That was really helpful information it is the Univ of Deleware research
project that i had heard about would be really interested in looking into
voice banking as we have been asked by a number of clients about this
Deborah Jans
Coordinator
KEYCOMM
Lothian Communication Technology Service
1c Pennywell Road
Edinburgh EH4 4PH
0131-311-7130 telephone
0131-332-6871 fax
Please note this is our new address and phone number as of 1 January 2007
> ----------
> From: A discussion list for Assistive Technology professionals. on
> behalf of S Creer
> Reply To: A discussion list for Assistive Technology professionals.
> Sent: Friday, November 9, 2007 10:12 am
> To: [log in to unmask]
> Subject: Re: Recording speech
>
> Hello,
> I am a phd student at the University of Sheffield and am currently doing
> research into finding ways for people to bank their voices and also to be
> able
> to personalise speech synthesisers once their voice has started to
> deteriorate.
>
>
> I am using the technique, like that used in speech recognition where
> people can
> adapt synthetic voices to their own using a limited amount of data, as was
> suggested in a previous reply, but it is at the moment early in its
> development
> and has not yet been made available for use publicly. I am starting to use
> it
> with standard speech and seeing if there is a possibility of using it with
> dysarthric speech and producing an acceptable output. It is currently
> still a
> research tool and is not yet suitable for use with any communication aids,
> particularly with its speed of synthesis.

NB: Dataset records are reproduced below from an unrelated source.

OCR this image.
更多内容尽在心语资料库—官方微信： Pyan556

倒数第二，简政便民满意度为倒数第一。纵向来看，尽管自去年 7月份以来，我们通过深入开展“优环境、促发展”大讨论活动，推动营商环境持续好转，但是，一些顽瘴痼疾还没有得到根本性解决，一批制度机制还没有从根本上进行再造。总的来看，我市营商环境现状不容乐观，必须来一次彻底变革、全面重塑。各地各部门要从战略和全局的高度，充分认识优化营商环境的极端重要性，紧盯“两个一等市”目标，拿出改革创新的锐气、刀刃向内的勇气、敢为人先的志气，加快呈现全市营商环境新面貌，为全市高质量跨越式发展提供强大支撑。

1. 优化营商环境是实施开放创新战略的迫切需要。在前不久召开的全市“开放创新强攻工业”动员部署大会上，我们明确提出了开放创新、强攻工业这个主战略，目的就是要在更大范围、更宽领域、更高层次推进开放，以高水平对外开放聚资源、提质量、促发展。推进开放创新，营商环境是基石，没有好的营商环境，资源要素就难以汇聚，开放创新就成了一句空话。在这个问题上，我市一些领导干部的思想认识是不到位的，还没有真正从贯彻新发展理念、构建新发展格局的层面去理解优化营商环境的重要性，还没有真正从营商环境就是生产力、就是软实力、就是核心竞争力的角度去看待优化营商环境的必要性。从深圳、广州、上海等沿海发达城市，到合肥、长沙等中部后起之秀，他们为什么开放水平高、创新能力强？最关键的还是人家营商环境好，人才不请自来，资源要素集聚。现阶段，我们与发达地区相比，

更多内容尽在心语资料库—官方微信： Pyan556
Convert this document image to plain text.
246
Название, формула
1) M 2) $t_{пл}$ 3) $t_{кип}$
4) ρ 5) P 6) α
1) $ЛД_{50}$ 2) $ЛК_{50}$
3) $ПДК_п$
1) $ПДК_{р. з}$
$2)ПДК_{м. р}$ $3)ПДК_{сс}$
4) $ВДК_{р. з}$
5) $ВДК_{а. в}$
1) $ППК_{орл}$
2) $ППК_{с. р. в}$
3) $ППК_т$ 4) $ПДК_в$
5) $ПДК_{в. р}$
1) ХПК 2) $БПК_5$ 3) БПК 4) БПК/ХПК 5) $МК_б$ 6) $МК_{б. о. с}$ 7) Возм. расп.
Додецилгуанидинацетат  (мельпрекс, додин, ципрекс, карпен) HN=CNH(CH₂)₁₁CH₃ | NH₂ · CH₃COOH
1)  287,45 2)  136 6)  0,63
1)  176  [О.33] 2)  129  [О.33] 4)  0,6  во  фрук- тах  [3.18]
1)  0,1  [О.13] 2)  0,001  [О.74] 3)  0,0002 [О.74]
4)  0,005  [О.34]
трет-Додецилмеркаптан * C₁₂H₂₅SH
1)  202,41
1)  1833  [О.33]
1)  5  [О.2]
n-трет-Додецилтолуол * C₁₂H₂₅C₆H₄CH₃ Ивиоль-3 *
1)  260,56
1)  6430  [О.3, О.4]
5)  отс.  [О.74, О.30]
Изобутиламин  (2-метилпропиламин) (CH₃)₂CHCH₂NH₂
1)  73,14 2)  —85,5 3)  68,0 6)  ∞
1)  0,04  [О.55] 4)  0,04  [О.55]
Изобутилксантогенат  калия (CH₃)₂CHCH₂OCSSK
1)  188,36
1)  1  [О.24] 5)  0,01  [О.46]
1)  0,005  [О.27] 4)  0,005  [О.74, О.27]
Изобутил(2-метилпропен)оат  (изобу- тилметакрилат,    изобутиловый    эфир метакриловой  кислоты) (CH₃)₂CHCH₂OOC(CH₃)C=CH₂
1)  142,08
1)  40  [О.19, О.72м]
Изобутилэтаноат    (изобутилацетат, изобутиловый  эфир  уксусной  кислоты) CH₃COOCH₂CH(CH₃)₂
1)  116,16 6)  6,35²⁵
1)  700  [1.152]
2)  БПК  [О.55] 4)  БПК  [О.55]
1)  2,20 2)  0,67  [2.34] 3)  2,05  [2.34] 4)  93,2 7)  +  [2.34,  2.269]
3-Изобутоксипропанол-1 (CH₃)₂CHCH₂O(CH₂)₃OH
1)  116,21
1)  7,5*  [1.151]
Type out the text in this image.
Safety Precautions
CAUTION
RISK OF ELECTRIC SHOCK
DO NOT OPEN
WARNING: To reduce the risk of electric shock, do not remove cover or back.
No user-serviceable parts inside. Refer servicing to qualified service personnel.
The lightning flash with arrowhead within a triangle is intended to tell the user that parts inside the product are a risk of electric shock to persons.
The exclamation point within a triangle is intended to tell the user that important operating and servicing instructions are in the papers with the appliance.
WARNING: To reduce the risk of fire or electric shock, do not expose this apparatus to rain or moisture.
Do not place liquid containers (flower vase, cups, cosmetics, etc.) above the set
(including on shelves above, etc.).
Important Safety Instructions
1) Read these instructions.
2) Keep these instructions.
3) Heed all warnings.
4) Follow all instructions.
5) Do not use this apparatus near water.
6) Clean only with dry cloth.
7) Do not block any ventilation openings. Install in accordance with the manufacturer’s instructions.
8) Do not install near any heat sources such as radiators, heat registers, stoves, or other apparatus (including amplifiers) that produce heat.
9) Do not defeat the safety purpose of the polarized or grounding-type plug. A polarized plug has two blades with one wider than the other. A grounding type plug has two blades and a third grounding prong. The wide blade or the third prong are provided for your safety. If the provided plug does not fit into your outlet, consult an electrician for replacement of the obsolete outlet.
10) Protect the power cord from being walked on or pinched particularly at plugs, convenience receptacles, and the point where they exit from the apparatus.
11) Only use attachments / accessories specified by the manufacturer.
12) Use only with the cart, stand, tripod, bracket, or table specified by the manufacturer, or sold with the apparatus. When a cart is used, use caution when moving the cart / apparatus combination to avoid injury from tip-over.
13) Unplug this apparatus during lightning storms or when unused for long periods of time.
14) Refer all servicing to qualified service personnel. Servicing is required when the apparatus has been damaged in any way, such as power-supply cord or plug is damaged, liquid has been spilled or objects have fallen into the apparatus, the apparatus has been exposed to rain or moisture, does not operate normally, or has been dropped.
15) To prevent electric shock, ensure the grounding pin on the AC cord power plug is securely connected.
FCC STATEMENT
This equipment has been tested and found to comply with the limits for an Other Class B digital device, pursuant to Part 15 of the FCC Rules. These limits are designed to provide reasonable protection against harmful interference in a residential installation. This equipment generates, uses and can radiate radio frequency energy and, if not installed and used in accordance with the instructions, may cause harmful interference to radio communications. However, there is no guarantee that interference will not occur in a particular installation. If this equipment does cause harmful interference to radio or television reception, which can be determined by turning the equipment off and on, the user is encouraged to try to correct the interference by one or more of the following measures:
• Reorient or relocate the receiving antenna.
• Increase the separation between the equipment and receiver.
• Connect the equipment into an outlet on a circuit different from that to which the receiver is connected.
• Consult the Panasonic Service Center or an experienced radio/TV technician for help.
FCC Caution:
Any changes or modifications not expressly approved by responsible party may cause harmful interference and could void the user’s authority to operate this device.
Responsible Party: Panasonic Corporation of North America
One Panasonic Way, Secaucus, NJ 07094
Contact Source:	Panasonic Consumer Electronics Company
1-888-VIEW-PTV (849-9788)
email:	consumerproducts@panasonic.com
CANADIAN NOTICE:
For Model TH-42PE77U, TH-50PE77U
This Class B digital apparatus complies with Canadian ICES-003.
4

Hopefully though this could be
> an
> option for the future for voice banking.
>
> These people in duPont Hospital and University of Delaware have been
> looking
> into this and have some software that you can download to try and build
> your
> own synthetic voice.
> http://www.asel.udel.edu/speech/Users-participation.html
> I haven't tried this at all though and have just got this information from
> the
> internet so don't know exactly of the quality that you could end up with.
> It
> uses concatenative synthesis which is when you make a large database of
> recordings and chop these up into smaller units, such as the individual
> sounds,
> and then recombine them to make new utterances. This tool is a way of
> minimising the amount of recording necessary to build a voice by making
> recordings and ensuring that these recordings cover all the sounds in a
> language and making sure that the recordings are consistent enough with
> each
> other so that when they are concatenated together, there will be less
> distortion between the units. However, the recordings that they collect
> are
> likely to be usable ONLY with their own speech synthesiser so may not be
> the
> best way to store the voice long term.
>
> It is possible to build concatenative synthesis voices using software
> called
> Festival and Festvox from CSTR, University of Edinburgh, which is
> downloadable
> from the web but this however involves a lot of knowledge of the synthesis
> process and phonetics and is very involved and time consuming. It is
> designed
> to be used as a research tool and there is also no real guarantee that the
> output will be reasonable (stated themselves on the website). Again, this
> output will only be able to be used with their own speech synthesiser. I
> have
> built voices using this process using professional speakers with 600
> sentences
> of high quality recordings and the voices are ok but they are not very
> high
> quality consistently and really twice this amount of data is necessary for
> this
> task.
>
> It is quite a difficult task but I think the advice given in the previous
> email
> holds. I am definitely no authority on this but will pass on a few
> recommendations that I have used recording voices for my research. If you
> want
> to record your voice to bank it then to keep the options open for future
> speech
> synthesis techniques that will allow you to build your own voice:
> 1. The recordings should be as high quality as you can get - using a
> non-compressed format (i.e. not mp3 etc.).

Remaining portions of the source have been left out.